"Integrity," goes the famous quote attributed to C.S. Lewis, "is what you do when no one is watching." I'll add to it: Integrity is when you do the right thing even if it's against your own self-interest.
Sen. Mitt Romney has failed both tests.
This week, Romney said he would support a floor vote to confirm a new Supreme Court justice to replace the late Ruth Bader Ginsburg, just weeks before a presidential election. He did this despite Senate Republicans' avowals that preventing President Barack Obama from filling the seat left vacant after Justice Antonin Scalia's death in 2016 was justified in an election year. Even though the election was many months away when Scalia passed in February, they said the voters should get to decide.
Fast forward to the power-grabbing hypocrisy of 2020 and it's easy to see why Democrats are outraged -- and why all Americans should be as well.
Just two Republicans -- Sens. Susan Collins and Lisa Murkowski -- have said they will honor their previous commitments to not confirm a new Supreme Court justice when an election is looming. And Romney? He has said he is willing to vote. And this is despite McConnell's cynical precedent. If Romney approves of Trump's pick, that person will surely get a seat on the bench. "My liberal friends have over many decades gotten very used to the idea of having a liberal court, but that's not written in the stars," Romney said, adding that it is "appropriate for a nation that is ... center-right to have a court which reflects center-right points of view."
Putting aside the factual errors -- the current Supreme Court is actually much more conservative than liberal, and that there is plenty of evidence that the United States is not a center-right nation -- the question isn't whether it is "appropriate" for the court to lean more left or more right. The question is what a fair, democratic process looks like. What Senate Republicans are pushing isn't fair or democratic; it's seat-stealing. And it's disappointing, if not unsurprising, to see Romney join right in.
In the Trump era of unfettered greed, democratic norm-destruction, ethical destitution, and wannabe-autocracy, Romney has positioned himself as a better sort of Republican. He was the only member of his party to vote to convict the President after Trump's impeachment trial early this year. He compared the President to an autocrat, back then, and in branding himself a man of character and integrity, he quoted a line from a hymn: "Do what is right; let the consequence follow."

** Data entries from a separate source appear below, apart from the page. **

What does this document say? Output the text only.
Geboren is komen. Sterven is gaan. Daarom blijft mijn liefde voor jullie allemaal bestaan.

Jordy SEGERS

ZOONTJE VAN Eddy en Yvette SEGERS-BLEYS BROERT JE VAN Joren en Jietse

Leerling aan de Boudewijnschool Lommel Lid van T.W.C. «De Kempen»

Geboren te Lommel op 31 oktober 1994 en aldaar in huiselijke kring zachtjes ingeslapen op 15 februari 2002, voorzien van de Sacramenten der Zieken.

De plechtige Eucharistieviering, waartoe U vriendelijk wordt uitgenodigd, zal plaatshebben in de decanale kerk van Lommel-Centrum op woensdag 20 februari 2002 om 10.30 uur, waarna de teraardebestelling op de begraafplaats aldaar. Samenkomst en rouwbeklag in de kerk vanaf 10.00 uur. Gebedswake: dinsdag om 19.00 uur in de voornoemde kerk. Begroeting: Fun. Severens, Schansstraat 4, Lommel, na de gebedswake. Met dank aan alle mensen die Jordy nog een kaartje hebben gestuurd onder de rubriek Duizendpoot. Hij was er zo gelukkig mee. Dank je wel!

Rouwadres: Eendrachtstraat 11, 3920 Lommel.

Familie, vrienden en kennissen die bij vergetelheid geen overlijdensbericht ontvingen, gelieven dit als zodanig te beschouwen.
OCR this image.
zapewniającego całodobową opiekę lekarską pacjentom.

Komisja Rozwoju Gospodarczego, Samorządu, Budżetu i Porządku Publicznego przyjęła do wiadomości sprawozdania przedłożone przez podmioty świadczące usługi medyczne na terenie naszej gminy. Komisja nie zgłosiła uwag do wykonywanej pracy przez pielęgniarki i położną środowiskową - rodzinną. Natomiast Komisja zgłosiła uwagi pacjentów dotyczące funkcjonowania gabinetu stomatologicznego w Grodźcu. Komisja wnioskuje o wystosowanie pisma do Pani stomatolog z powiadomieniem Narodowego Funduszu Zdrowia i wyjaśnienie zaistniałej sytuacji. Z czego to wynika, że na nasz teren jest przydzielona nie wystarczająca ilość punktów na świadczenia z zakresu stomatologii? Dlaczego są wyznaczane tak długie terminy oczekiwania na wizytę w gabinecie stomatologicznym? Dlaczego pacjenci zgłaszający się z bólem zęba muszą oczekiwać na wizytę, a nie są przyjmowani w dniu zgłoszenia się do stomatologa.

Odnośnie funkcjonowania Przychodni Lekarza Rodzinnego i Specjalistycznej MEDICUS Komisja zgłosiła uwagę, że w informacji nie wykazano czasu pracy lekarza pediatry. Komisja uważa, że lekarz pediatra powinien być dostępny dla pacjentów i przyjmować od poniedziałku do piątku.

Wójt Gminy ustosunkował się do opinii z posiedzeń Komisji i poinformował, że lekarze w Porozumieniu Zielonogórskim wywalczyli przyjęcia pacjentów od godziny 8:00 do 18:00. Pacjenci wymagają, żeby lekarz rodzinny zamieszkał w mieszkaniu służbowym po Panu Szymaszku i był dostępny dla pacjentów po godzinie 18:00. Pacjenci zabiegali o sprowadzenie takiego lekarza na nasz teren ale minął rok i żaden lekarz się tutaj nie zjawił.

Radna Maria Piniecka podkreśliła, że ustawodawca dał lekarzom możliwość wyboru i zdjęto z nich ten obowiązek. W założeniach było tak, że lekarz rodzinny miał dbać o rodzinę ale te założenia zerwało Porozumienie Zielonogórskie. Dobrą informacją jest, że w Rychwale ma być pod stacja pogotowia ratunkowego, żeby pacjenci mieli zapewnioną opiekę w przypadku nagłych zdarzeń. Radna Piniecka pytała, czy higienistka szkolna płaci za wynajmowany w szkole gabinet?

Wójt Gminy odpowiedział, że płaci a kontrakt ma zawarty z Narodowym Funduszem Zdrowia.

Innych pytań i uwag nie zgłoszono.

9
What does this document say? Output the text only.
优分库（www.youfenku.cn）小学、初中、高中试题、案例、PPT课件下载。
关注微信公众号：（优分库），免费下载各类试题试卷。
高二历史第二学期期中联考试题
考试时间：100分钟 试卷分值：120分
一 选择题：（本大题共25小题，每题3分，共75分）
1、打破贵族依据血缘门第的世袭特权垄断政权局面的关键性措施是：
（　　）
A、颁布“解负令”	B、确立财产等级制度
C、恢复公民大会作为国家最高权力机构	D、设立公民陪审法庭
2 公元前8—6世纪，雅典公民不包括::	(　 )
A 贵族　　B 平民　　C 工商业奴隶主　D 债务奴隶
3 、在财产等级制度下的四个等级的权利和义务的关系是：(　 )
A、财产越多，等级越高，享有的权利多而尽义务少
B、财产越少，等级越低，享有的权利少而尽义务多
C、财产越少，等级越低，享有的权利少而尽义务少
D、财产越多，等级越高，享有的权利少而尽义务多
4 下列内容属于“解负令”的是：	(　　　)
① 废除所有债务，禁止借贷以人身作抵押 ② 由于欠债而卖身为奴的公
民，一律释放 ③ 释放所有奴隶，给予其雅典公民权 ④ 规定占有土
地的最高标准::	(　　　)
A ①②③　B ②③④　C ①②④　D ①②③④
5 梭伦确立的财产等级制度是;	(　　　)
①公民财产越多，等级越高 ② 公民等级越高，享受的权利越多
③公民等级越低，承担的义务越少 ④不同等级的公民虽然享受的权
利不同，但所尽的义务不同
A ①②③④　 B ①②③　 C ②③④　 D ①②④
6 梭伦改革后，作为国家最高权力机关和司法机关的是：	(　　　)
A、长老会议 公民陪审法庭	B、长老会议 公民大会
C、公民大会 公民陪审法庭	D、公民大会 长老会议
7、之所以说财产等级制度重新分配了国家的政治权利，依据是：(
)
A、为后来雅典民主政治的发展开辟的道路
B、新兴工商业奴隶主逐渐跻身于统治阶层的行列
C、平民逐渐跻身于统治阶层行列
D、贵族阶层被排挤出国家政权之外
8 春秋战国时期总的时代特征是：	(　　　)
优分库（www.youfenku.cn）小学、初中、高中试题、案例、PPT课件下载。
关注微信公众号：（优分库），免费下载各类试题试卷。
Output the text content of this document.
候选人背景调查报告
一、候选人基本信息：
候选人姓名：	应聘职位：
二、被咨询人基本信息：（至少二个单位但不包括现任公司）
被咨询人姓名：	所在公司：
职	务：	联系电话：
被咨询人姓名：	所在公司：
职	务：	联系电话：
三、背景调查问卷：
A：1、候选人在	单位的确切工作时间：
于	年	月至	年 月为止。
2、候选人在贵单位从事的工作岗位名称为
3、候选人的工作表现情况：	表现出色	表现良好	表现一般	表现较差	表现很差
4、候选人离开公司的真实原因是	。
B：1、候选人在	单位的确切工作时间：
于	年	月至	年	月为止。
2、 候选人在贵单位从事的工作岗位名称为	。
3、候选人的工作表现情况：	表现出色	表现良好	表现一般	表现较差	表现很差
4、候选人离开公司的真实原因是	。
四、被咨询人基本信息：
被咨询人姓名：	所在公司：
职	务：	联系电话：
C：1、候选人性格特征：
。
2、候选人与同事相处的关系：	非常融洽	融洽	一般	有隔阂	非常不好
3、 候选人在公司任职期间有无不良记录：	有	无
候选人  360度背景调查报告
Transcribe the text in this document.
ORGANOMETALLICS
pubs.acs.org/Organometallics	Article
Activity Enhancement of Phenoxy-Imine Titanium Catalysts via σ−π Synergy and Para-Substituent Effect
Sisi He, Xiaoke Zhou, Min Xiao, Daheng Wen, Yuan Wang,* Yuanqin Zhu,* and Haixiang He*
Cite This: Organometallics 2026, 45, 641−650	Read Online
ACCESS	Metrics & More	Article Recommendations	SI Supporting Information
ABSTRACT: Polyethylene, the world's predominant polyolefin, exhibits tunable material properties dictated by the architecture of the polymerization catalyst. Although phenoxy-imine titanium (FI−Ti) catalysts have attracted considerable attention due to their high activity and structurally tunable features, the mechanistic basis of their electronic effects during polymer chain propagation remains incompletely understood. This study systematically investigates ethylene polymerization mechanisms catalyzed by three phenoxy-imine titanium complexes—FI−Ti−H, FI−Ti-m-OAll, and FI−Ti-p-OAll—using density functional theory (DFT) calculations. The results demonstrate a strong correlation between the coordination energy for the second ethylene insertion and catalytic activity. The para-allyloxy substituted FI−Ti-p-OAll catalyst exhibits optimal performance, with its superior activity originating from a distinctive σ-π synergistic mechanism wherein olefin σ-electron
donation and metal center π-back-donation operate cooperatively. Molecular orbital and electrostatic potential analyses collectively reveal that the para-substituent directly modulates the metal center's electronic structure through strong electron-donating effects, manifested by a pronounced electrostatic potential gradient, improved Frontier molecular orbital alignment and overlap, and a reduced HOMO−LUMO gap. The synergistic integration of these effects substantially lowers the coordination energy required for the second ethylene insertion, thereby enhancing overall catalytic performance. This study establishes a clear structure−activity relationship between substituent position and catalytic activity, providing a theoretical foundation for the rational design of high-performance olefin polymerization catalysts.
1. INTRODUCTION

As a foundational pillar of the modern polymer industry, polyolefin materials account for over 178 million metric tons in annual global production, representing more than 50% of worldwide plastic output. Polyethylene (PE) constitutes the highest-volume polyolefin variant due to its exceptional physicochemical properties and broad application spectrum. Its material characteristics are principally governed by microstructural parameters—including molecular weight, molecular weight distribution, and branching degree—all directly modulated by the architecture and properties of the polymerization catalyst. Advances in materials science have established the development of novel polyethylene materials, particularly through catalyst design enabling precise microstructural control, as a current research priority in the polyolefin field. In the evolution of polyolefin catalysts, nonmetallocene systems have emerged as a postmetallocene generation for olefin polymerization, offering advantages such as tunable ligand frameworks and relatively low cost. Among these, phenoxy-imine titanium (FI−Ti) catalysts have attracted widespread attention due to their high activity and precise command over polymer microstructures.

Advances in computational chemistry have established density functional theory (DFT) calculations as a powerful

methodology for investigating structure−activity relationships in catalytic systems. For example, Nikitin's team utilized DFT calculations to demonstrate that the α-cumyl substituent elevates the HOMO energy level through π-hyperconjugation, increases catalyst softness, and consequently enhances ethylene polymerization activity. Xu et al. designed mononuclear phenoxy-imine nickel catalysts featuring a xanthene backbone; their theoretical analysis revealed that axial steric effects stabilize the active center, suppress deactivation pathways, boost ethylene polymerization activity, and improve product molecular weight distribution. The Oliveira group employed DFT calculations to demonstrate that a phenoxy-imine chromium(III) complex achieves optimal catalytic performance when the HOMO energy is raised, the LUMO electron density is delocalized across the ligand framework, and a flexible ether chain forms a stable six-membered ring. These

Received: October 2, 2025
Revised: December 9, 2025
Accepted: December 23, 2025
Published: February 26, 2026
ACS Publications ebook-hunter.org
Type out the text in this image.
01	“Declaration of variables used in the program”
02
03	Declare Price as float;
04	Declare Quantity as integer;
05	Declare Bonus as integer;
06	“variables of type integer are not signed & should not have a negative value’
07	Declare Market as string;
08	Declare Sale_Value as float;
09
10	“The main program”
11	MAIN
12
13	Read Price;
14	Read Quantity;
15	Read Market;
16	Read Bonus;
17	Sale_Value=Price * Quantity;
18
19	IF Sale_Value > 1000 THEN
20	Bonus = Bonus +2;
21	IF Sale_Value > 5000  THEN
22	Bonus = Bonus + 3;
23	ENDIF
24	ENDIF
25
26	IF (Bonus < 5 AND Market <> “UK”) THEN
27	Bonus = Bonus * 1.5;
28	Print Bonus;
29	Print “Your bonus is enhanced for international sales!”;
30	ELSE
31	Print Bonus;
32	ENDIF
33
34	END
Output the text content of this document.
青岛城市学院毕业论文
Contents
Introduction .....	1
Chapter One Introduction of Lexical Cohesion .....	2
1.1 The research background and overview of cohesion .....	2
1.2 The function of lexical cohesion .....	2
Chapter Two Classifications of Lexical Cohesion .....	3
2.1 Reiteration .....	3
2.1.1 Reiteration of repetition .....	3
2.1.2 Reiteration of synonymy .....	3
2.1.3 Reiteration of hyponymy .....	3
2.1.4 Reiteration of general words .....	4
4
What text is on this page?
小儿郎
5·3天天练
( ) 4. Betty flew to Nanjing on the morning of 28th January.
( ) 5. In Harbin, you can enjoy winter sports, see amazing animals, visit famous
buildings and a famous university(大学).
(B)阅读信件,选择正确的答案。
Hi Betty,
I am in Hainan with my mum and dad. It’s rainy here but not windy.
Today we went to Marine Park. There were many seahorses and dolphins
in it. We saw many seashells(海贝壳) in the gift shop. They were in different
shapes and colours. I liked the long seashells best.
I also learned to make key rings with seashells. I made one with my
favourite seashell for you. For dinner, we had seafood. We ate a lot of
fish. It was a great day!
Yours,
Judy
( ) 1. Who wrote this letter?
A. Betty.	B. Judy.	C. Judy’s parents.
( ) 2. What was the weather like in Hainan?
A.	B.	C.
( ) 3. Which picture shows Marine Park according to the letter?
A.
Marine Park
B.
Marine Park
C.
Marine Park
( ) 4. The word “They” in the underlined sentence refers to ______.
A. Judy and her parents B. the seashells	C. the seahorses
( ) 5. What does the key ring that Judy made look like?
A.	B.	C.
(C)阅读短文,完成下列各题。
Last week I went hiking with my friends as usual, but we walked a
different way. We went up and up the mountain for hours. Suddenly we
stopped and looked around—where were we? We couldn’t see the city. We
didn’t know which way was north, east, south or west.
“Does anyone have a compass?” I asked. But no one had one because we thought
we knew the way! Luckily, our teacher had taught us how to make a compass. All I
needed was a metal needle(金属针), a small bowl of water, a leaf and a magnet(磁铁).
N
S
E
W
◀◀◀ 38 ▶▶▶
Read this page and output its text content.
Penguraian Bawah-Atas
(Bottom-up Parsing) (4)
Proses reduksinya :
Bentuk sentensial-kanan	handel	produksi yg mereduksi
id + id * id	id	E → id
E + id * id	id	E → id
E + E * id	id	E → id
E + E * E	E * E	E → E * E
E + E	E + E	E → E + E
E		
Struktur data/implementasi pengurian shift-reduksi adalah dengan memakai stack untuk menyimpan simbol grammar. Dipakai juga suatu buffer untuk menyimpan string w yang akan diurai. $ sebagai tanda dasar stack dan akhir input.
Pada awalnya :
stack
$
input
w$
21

He should take his own advice.
Doing what's right is often difficult. Romney is a conservative, and there is no doubt that he wants a conservative justice in Ginsburg's seat. The consequences would of course be vast: Ginsburg's own legacy would likely be undone; reproductive rights, including contraception access, would almost surely be threatened and even walked back, and abortion could wind up outlawed in some states entirely; even progressive electoral victories would be defanged, as a right-wing court could handily undo liberal policies (the Affordable Care Act, hardly the left-wing dream of universal health care, for example, could be on the chopping block).
This is apparently what Romney wants. He's never suggested otherwise.
But he did suggest, in the February vote, that even as he was aligned with the conservative agenda, the means to achieving it were as important as the ends -- that democratic processes were too cherished to be traded away in favor of conservative outcomes. It appears this particular prize is simply too big for Romney to maintain his principles.
Perhaps Romney has put away his hymnal for now. If he's looking for some new inspiration, he might want to revisit what former First Lady Michelle Obama said at the 2012 Democratic National Convention, when Romney was competing against her husband for the presidency.
Through family, she said, "We learned about honesty and integrity -- that the truth matters. That you don't take shortcuts or play by your own set of rules. And success doesn't count unless you earn it fair and square."